Health Insurance is difficult for most people to understand. Since the affordable care act was implemented, that confusion still exists. Let’s see if we can make it easier to understand?

  1. All plans are designated by metal tiers; bronze, silver, gold and platinum.
  2. The bronze plans (the least expensive metal) are the lowest cost plans but have the highest out of pocket costs. These plans have a 60/40 split. (Insurance pays 60%, you pay 40%).
  3. The silver plans cost a little more but have a little lower out of pocket costs. These plans have a 70/30 split.
  4. The gold plans cost more but have still lower out of pocket costs. These plans have an 80/20 split.
  5. The platinum plans (being the most expensive metal) have even lower out of pocket costs but have higher premiums. These plans have a 90/10 split.

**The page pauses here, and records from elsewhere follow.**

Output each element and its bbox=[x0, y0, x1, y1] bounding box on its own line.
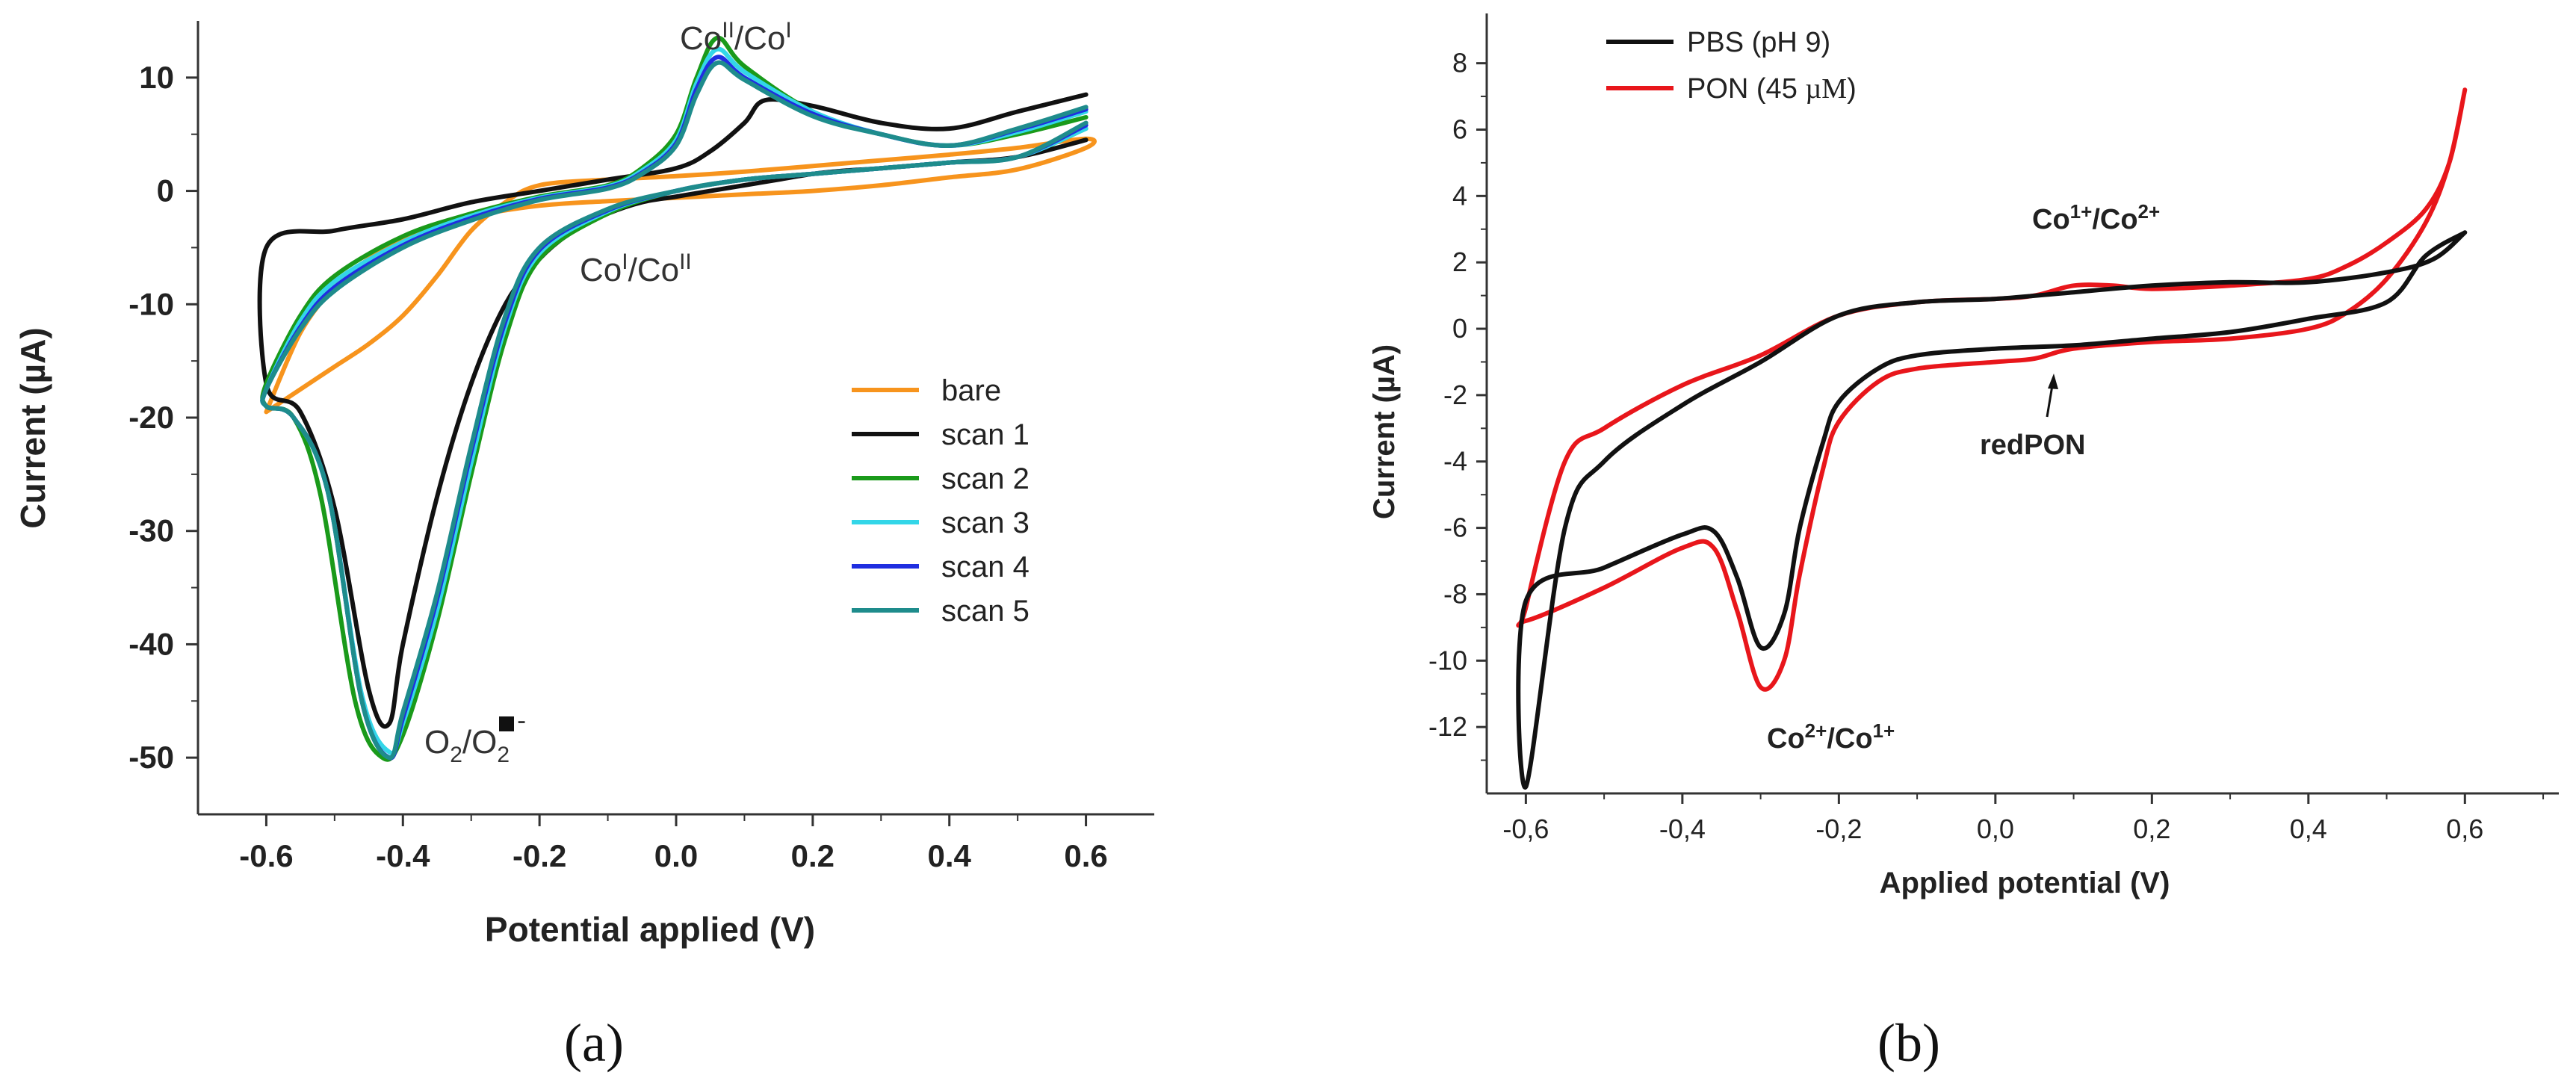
series-line-pbs bbox=[1516, 230, 2468, 790]
x-tick-label: 0,0 bbox=[1977, 814, 2014, 844]
y-tick-label: -8 bbox=[1443, 578, 1467, 609]
y-tick-label: -30 bbox=[129, 513, 174, 548]
panel-a-annotation-oxidation: CoII/CoI bbox=[680, 18, 792, 57]
panel-a-chart: -0.6 -0.4 -0.2 0.0 0.2 0.4 0.6 10 0 -10 -20 -30 -40 -… bbox=[13, 18, 1154, 1073]
panel-b-chart: -0,6 -0,4 -0,2 0,0 0,2 0,4 0,6 8 6 4 2 0 -2 -4 -6 -8 -10… bbox=[1368, 13, 2559, 1073]
legend-label: scan 1 bbox=[941, 418, 1030, 451]
series-line-scan-5 bbox=[260, 60, 1089, 761]
x-tick-label: 0.2 bbox=[791, 838, 835, 873]
panel-b-annotation-oxidation: Co1+/Co2+ bbox=[2032, 200, 2160, 235]
panel-a-ylabel: Current (µA) bbox=[13, 327, 52, 528]
legend-item: scan 3 bbox=[852, 507, 1030, 539]
legend-item: scan 1 bbox=[852, 418, 1030, 451]
svg-text:redPON: redPON bbox=[1980, 430, 2085, 461]
panel-b-axes bbox=[1485, 13, 2559, 795]
panel-b-label: (b) bbox=[1877, 1013, 1940, 1073]
panel-b-legend: PBS (pH 9) PON (45 µM) bbox=[1606, 27, 1857, 105]
legend-label: scan 4 bbox=[941, 551, 1030, 583]
legend-label: PON (45 µM) bbox=[1687, 73, 1857, 105]
x-tick-label: 0.0 bbox=[654, 838, 698, 873]
y-tick-label: 6 bbox=[1452, 114, 1467, 144]
y-tick-label: 2 bbox=[1452, 247, 1467, 277]
y-tick-label: -50 bbox=[129, 740, 174, 775]
series-line-pon bbox=[1516, 87, 2468, 692]
legend-item: scan 4 bbox=[852, 551, 1030, 583]
series-line-scan-1 bbox=[257, 92, 1089, 729]
x-tick-label: 0,2 bbox=[2133, 814, 2170, 844]
y-tick-label: -12 bbox=[1428, 711, 1467, 742]
x-tick-label: 0.4 bbox=[928, 838, 972, 873]
legend-label: scan 2 bbox=[941, 462, 1030, 495]
y-tick-label: 4 bbox=[1452, 180, 1467, 211]
panel-a-axes bbox=[196, 21, 1154, 816]
y-tick-label: -2 bbox=[1443, 380, 1467, 410]
legend-item: scan 5 bbox=[852, 595, 1030, 628]
panel-b-annotation-reduction: Co2+/Co1+ bbox=[1767, 719, 1895, 755]
x-tick-label: -0,2 bbox=[1815, 814, 1862, 844]
legend-label: bare bbox=[941, 374, 1001, 407]
y-tick-label: -4 bbox=[1443, 446, 1467, 477]
x-tick-label: 0,4 bbox=[2290, 814, 2327, 844]
panel-a-ticks: -0.6 -0.4 -0.2 0.0 0.2 0.4 0.6 10 0 -10 -20 -30 -40 -… bbox=[129, 60, 1107, 873]
y-tick-label: 0 bbox=[157, 173, 174, 208]
legend-item: scan 2 bbox=[852, 462, 1030, 495]
x-tick-label: -0.4 bbox=[376, 838, 430, 873]
panel-a-legend: bare scan 1 scan 2 scan 3 scan 4 scan 5 bbox=[852, 374, 1030, 628]
panel-b-annotation-redpon: redPON bbox=[1980, 374, 2085, 461]
panel-a-label: (a) bbox=[564, 1013, 624, 1073]
panel-a-xlabel: Potential applied (V) bbox=[485, 910, 815, 949]
legend-item: PON (45 µM) bbox=[1606, 73, 1857, 105]
redpon-arrowhead-icon bbox=[2048, 374, 2058, 389]
y-tick-label: -6 bbox=[1443, 512, 1467, 543]
legend-item: bare bbox=[852, 374, 1001, 407]
y-tick-label: 10 bbox=[139, 60, 174, 95]
y-tick-label: -10 bbox=[1428, 645, 1467, 675]
y-tick-label: 0 bbox=[1452, 313, 1467, 344]
panel-b-curves bbox=[1516, 87, 2468, 790]
panel-b-ticks: -0,6 -0,4 -0,2 0,0 0,2 0,4 0,6 8 6 4 2 0 -2 -4 -6 -8 -10… bbox=[1428, 48, 2545, 844]
x-tick-label: -0.6 bbox=[239, 838, 293, 873]
x-tick-label: 0.6 bbox=[1064, 838, 1107, 873]
panel-a-curves bbox=[257, 35, 1097, 762]
svg-text:O2/O2 -: O2/O2 - bbox=[424, 704, 526, 767]
panel-a-annotation-reduction: CoI/CoII bbox=[580, 250, 692, 288]
y-tick-label: -10 bbox=[129, 286, 174, 321]
radical-dot-icon bbox=[499, 716, 514, 731]
series-line-bare bbox=[264, 136, 1097, 415]
y-tick-label: 8 bbox=[1452, 48, 1467, 78]
legend-label: PBS (pH 9) bbox=[1687, 27, 1830, 58]
legend-label: scan 3 bbox=[941, 507, 1030, 539]
x-tick-label: -0.2 bbox=[513, 838, 566, 873]
panel-b-ylabel: Current (µA) bbox=[1368, 344, 1401, 519]
panel-b-xlabel: Applied potential (V) bbox=[1880, 867, 2170, 899]
legend-label: scan 5 bbox=[941, 595, 1030, 628]
x-tick-label: -0,4 bbox=[1659, 814, 1706, 844]
y-tick-label: -40 bbox=[129, 626, 174, 661]
x-tick-label: 0,6 bbox=[2446, 814, 2483, 844]
x-tick-label: -0,6 bbox=[1502, 814, 1549, 844]
y-tick-label: -20 bbox=[129, 400, 174, 435]
panel-a-annotation-oxygen: O2/O2 - bbox=[424, 704, 526, 767]
legend-item: PBS (pH 9) bbox=[1606, 27, 1830, 58]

  6. All plans must have essential benefits which are outlined in the affordable care act. The most important aspect is there are no pre-existing conditions to be considered for insurance. There is also no cap on the amount the insurance company can pay for claims to one individual. Other significant changes include preventative services at no cost; pediatric dental and vision included in all the plans.
  7. The federal government is also offering assistance with the premiums if you meet certain guidelines. The standard being used to determine if you qualify for a subsidy is the federal poverty limits. (Click here for the chart) There are other requirements so please ask us what they are?
  8. There is also cost sharing reductions (CSR) if you are in a certain range above the federal poverty limits you also can get some relief on the copay costs of the plan. (See chart above)
  9. The actual plan designs are also somewhat confusing. Assume you have a silver plan with a $2000 deductible per person and a $6600 max out of pocket per person. What does that really mean? It means that all charges that do not have a fixed copay (like Doctor Visits, drugs, etc.) are subject to the deductible which you pay entirely on your own. Once that deductible is met, you actually subtract that from the max out of pocket, then subtract any fixed copays you paid during the calendar year and the remaining amount you owe at the appropriate percentage (%) until you spend the maximum. Example: Let’s say you reach the deductible during the calendar year and you now need surgery. You are admitted to the hospital and you then subtract the deductible from the maximum amount and then you subtract any fixed copays you paid during the year, then you split the expenses with the insurance company whereby you pay 30% of the remainder bill and the insurance company pays the 70%. Good news: The insurance company does those calculations so you don’t have to do it.